HR is never short on challenges to handle or fires to put out but how will that change in 2020? If you were going to create a list of the main issues HR will have to deal with in the coming months, it might look something like this:
- Getting more executive buy-in
- Wellness initiatives
- Diversity initiatives
- More personalized employee experiences
- The war for talent
And indeed, in many surveys of HR professionals conducted in the second half of 2019, these are the issues that come up. HR Executive did their own survey and “recruiting and hiring” issues, including figuring out how to manage employee healthcare costs, came in as the clear No. 1 challenge. Gartner’s top three priorities for HR leaders in 2020 were all around talent management, including building critical skills and competencies, strengthening the bench (think succession planning), and implementing change management initiatives.
Now that we know a few of the challenges, let’s take some of them and see where the solutions may lie.
Getting more executive buy-in
It can sometimes seem like HR has the answers but not the power to make any changes a reality. Maybe you’ve found a great new approach to talent acquisition (assessments, anyone?) that you really want to try but can’t get executive support to move forward. What can you do?
The solution: This is a challenge primarily because HR typically does not face revenue, and executives tend to care more about departments that do. But it can be overcome. What HR departments need to do is focus more in two areas:
- Tying data to bottom-line growth or cost
A big example here would be turnover. If you can have real data on the cost impact of turnover, including turnover by department, turnover by manager, turnover by recruiter, turnover’s impact on project budgets, etc. that will resonate. It can begin to showcase turnover as a problem, as opposed to a natural element of doing business. Same with HR software purchasing. How did it save time? How did that time correlate to saving money? Everything needs to be data-first and cost efficient. If you bring data and hard money figures to the table, executives will buy in to HR initiatives of all types, from recruiting to employee engagement (experience) to diversity, etc.
The war for talent
Hiring is one of the biggest challenges for HR and likely will be for the foreseeable future. It’s a candidate-driven hiring market which means competition for good workers is stiff. So how can your HR team ensure top talent flows into the company?
The solution: We’ve been talking about this for decades, and we’re not perfectly clear on it yet, but there’s a combination of factors you can pursue to get the best people possible. First, use more assessments. They’re valuable pre-hire predictors. Secondly, double down on employee referrals. Your employees have worked with other people at other jobs, and they know who gives their all and performs well. It takes some of the guesswork out of hiring, and eliminating that guesswork — referrals and assessments both help with this — is a huge boon to recruiters, hiring managers, and the recruiter-hiring manager relationship. Once you have ideally top talent in-house, make sure you are caring about and focusing on the employee experience, so that you don’t lose people to churn quickly.

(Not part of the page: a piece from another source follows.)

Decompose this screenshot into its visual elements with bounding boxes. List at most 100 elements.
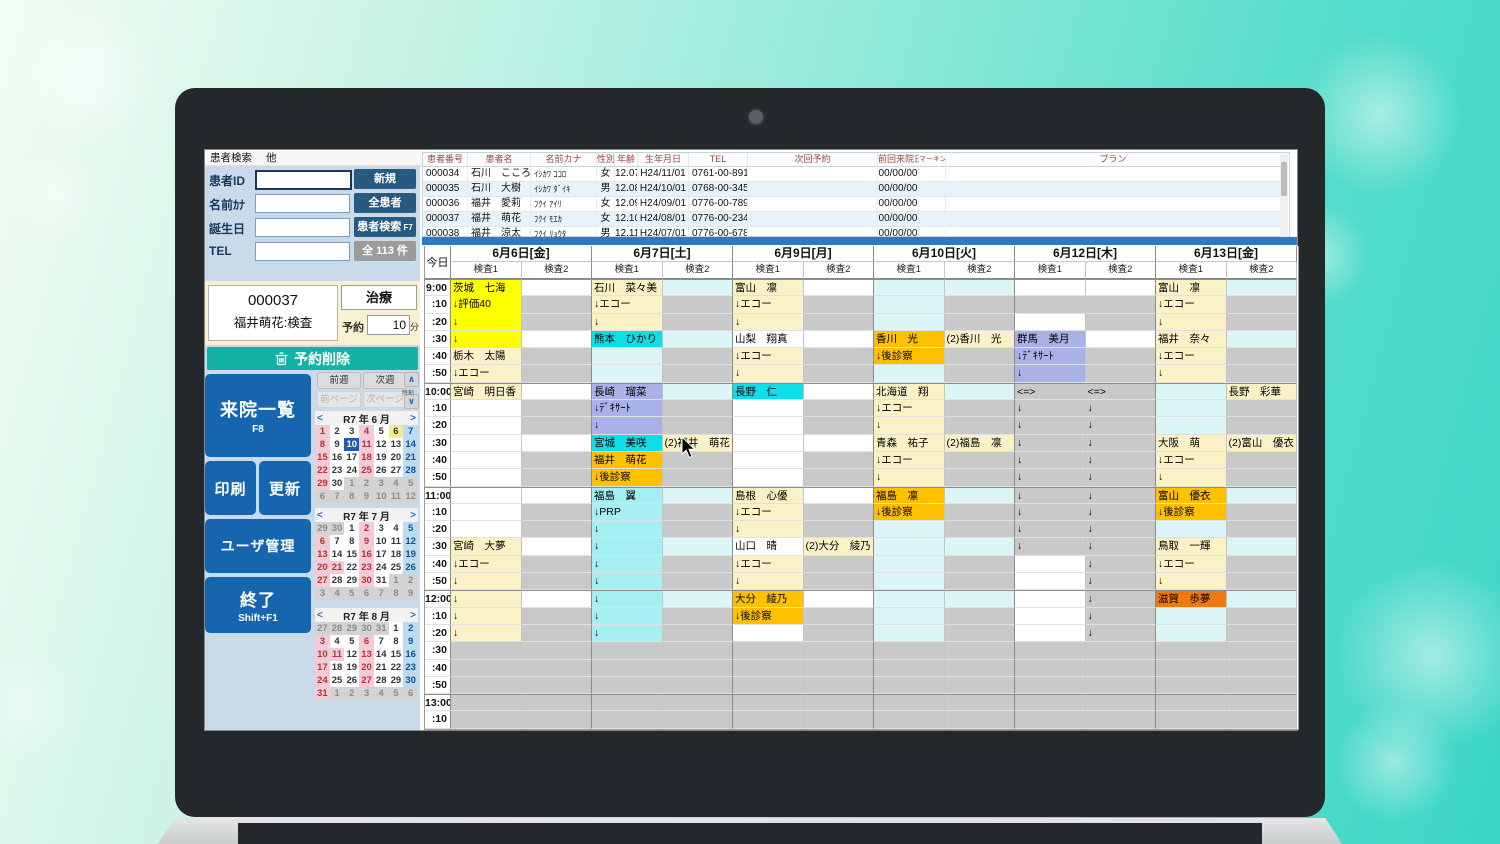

More personalized employee experiences
How can you make work more personal? This challenge is especially important when thinking about onboarding new hires. Everyone learns differently so how can you tailor a welcoming experience to each new recruit?
The solution: Ideally this is going to happen as software improves. Software can allow for things like different learning rates and interests, customized modules of information, more ownership over scheduling or benefits, and easier access to a shared pool of company resources. It is hard to compare a 10-person organization to a 1,000-person organization along this line, but software is the most logical answer here. Employees don’t want to feel “like a number.” They want to believe they are a unique member of the organization — and scaling that experience will likely continue to happen through the evolution of software.
This is an important challenge that will only pick up more steam in the year ahead. How can we make our workspaces both diverse and inclusive? From hiring to developing, employers across the country are seeing the very real benefits of a diverse workforce and taking the steps to make it happen.
The solution: Again, more transparency is needed. Keep track of hiring stats to show real data on the type of employees being brought into the company. Then try to tie the need for diversity to the bottom line more. Show senior decision-makers why it matters. Explain the need for both racial diversity, gender diversity, and cognitive diversity — the latter meaning different ways of thinking and approaching problems. This is a slow and steady battle to be more diverse in organizations, but it can be achieved with data and bottom-line ties.
And of course, once you have your great new hires set up in their new roles, how do you keep them happy and healthy? Talented employees can burnout without care so ensuring they are in a healthy environment can have an impact on your productivity levels as a company.
The solution: Same as above — and keep the focus on healthcare costs, which have become a concern for employers. Healthcare costs for an employer are likely to rise 6% in 2020, which has a huge impact on salary adjustments, bonuses, and general wage increases. Remember: the cost of goods is only going to increase. If healthcare prevents wages from increasing, society struggles. So use wellness initiatives as a way to try and control that healthcare cost number, and senior decision-makers will be more invested.
Every challenge has a solution
The people side of the business, which HR tends to handle, has a lot of challenges facing it. There’s no denying or running from that. But all of them can be solved gradually, usually with a focus on transparency, data, and the income streams of the business. New technology can help address some of the issues coming up and training programs or improving the work environment can help with even more. It’s important to remember when things seem daunting that there’s always a solution even if it’s something new. So in the coming years, don’t let the big challenges stall your drive for improvement and change. The talent landscape is shifting and wise HR teams are proactively adjusting with it.